Intel (INTC) stunned markets this morning by announcing that CEO Paul Otellini will retire early, stepping down next spring. The company maintains a retirement age of 65, but Otellini is still 61.
More telling is that the company announced it will do a search for a new leader, rather than automatically promoting COO Brian Krzanich, the manufacturing head who was named to his present position in January.
To me this says Intel is taking seriously a lot of recent criticism of the company by analysts and even me. My point has been that Intel has a big problem in devices, things like phones and tablets, and these markets require a different approach, one for which Intel is not built.
It's possible that this announcement is a head fake, that an orderly transition to a manufacturing guy is planned, and that there is merely something going on with Otellini's health - physical, mental or spiritual - that has him wanting an early exit. It may be that Intel's board was taken aback at this decision, and merely wants a little time to compose itself before naming Krzanich to a job that, in an orderly Intel world, would be his by right.

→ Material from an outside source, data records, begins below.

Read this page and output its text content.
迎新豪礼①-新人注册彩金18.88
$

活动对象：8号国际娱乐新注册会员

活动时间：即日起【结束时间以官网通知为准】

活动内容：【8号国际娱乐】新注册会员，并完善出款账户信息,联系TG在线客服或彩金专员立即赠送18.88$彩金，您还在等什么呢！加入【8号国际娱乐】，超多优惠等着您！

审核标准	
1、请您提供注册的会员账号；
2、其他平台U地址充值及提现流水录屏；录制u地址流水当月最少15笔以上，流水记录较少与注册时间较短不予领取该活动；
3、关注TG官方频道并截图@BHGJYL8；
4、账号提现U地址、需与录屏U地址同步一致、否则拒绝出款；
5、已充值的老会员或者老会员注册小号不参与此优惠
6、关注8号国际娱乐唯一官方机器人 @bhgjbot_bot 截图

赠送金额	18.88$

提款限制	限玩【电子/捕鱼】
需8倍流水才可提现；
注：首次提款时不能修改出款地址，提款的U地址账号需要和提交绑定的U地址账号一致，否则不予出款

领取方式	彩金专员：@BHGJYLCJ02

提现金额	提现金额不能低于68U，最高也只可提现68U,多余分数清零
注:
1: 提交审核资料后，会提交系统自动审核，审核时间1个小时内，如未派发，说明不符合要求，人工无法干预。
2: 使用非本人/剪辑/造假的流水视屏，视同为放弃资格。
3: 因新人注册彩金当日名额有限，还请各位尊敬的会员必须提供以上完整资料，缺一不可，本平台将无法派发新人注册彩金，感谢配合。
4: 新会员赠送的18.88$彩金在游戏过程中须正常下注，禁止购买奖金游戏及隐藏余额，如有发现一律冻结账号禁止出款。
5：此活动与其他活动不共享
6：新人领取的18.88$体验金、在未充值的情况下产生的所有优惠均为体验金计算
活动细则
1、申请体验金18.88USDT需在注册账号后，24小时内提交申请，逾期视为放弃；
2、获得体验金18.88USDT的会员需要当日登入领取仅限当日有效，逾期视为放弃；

Intel has a 10-member board with two insiders - Otellini and chairman Andy Bryant. The board includes two former members of the Clinton Administration - trade negotiator Charlene Barshefsky and FCC chair Reed Hundt - along with two academics - James Plummer of Stanford and David Yoffie of Harvard. There are two from the corporate world - eBay (EBAY) COO John Donahoe and former Yahoo (YHOO) executive Susan Decker, as well as two venture capitalists - David Pottruck and Frank Yeary.
That board will now be tested, and Intel shareholders will be watching closely to see if they pass the test. Are they willing to engage on a new direction for the company, which might include a break-up between manufacturing and chip design/marketing. Or are they only willing to go through the appearance of thinking different, and will in the end accept the current direction of drift?